Content-Type: text/plain; charset=ISO-8859-1

You have an example of what the profile of a disgusting managerial style looks like at: http://70.88.183.165/Style-Element-Descriptions2.html.

In sharp contrast, a Psychologically "healthy" management style profile would have most plotted points in the green circle with only a few venturing into the

yellow circle and NONE in the red circle.

To see the items that are scored to produce the profiles I plot, go to: http://70.88.183.165/survey/admin.html, select Whitehurst Management Style Inventory in the right panel and then click View Survey in the left panel. These items and the scoring rationale did not just come to me one night Ex Nihilo. Not by a long shot. It represents the culmination of more than 6 years of 12 hour days and nights of effort by scores of graduate students and

and a handful of faculty who shall remain nameless. But 99% of the ideas underlying the Whitehurst Managerial Style Inventory come straight from the

Brilliant Harvard Psychologist, Timothy Leary ( http://en.wikipedia.org/wiki/Timothy_Leary).
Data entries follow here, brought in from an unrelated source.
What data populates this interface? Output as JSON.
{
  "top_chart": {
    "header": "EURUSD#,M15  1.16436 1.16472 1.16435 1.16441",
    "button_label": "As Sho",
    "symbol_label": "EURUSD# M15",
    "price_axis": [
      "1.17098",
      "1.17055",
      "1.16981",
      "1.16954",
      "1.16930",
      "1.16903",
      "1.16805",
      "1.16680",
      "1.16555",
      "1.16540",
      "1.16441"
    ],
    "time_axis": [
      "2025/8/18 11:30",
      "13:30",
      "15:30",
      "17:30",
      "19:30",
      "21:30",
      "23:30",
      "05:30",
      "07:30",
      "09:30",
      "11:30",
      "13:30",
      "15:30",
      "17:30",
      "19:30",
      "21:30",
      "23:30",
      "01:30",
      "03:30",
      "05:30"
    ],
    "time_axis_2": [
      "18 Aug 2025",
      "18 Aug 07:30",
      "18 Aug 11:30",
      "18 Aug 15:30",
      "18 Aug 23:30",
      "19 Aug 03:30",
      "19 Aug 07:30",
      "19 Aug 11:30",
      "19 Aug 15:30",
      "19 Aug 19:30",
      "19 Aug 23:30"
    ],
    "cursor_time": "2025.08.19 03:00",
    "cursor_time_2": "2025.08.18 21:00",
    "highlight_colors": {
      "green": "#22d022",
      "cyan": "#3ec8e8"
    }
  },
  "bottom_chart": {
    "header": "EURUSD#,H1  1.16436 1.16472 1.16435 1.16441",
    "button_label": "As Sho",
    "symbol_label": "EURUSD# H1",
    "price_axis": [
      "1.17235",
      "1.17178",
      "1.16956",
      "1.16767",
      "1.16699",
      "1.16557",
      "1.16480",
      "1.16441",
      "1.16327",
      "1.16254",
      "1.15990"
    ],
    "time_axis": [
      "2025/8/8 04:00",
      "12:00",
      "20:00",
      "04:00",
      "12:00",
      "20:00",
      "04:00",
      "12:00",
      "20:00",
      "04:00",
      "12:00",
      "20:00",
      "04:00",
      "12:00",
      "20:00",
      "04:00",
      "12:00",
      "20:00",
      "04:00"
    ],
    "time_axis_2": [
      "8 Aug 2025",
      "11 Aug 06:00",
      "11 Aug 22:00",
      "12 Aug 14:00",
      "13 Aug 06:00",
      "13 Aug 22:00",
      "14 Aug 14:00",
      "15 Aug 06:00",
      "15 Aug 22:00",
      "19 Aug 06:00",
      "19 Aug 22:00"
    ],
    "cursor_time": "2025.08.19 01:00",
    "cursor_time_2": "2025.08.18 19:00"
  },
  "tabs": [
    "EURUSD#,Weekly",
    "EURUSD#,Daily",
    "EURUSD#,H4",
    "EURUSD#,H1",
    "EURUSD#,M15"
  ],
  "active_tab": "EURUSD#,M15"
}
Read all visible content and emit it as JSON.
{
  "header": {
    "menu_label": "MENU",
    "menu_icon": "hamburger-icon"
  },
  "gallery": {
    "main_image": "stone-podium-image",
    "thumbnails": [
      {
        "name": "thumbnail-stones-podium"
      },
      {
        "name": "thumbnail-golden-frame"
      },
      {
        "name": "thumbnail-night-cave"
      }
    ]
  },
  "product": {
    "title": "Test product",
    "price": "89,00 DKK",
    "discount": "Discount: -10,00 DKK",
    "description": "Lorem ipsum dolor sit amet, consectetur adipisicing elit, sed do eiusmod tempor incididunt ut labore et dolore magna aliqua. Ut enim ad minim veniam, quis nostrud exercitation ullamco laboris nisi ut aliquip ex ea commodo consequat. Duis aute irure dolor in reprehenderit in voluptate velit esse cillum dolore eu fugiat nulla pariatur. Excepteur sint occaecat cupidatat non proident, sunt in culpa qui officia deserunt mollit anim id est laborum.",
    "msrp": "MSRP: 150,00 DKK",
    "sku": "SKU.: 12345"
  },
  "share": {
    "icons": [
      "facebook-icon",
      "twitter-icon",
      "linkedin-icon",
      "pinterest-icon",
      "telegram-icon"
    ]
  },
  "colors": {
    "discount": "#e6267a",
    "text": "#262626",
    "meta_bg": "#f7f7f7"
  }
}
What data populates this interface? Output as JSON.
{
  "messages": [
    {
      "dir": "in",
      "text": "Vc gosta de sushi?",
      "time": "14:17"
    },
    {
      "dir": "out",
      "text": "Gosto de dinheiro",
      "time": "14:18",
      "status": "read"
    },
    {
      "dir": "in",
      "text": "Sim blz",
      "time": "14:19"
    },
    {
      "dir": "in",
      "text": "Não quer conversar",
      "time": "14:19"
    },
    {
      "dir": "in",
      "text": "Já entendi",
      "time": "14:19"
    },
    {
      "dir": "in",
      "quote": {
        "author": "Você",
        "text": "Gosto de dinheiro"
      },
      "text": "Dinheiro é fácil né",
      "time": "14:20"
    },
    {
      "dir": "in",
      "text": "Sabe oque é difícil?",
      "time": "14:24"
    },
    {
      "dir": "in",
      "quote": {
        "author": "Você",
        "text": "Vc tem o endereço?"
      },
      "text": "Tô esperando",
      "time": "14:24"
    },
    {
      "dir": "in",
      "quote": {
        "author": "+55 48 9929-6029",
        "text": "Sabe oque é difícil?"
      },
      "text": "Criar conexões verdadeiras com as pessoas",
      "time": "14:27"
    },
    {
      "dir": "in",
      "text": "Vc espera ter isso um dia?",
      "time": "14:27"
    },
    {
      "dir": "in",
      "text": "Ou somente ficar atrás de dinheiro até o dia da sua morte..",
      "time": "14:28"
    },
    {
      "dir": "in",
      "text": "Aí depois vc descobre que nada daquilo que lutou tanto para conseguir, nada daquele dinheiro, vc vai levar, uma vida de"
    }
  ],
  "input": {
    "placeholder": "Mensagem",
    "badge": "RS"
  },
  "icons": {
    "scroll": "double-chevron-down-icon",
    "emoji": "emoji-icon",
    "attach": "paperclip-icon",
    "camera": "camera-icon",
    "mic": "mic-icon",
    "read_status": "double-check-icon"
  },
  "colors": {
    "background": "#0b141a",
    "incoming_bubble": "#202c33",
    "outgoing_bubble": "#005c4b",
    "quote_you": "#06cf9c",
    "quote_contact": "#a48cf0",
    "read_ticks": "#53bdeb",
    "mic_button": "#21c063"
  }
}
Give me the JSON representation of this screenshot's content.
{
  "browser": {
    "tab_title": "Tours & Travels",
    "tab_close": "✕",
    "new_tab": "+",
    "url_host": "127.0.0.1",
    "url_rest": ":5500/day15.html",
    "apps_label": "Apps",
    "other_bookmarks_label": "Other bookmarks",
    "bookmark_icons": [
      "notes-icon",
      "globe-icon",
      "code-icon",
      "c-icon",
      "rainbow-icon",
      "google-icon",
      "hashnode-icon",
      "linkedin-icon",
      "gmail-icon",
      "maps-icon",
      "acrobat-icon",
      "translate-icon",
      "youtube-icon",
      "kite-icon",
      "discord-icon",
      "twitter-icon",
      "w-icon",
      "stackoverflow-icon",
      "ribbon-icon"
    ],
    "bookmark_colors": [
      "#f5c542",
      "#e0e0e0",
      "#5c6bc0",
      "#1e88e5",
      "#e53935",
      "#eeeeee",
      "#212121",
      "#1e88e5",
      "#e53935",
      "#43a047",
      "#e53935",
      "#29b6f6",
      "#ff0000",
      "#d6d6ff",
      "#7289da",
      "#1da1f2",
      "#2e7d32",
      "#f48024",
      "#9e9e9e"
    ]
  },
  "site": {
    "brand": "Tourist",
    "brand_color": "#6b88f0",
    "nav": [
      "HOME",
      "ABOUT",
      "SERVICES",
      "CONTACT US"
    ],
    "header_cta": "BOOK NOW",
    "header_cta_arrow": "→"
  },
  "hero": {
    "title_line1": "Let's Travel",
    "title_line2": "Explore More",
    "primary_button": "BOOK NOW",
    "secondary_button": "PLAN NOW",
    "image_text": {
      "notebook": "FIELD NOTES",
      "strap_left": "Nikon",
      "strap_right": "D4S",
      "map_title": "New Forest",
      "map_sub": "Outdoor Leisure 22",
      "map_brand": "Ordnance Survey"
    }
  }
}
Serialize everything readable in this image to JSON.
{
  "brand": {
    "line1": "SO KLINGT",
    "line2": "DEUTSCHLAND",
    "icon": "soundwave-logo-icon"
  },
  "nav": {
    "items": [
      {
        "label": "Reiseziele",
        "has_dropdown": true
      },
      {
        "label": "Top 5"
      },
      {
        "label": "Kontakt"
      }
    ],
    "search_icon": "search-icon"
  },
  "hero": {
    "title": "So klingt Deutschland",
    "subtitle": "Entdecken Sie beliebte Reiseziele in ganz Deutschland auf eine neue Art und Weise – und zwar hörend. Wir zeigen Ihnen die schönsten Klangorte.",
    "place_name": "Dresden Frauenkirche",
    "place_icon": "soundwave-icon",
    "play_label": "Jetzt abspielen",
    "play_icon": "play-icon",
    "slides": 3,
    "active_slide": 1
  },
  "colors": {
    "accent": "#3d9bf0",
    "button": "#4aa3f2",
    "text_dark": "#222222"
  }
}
His 1957 book, Interpersonal

Diagnosis of Personality, is the seminal work. I post this on SAS-L partly because I use SAS to administer, analyse and report about the inventory, but mainly because most SAS professionals have managers, and I thought you might like to contemplate their "styles" since their "styles' have a direct bearing on your psychological well being and the stress you experience at work.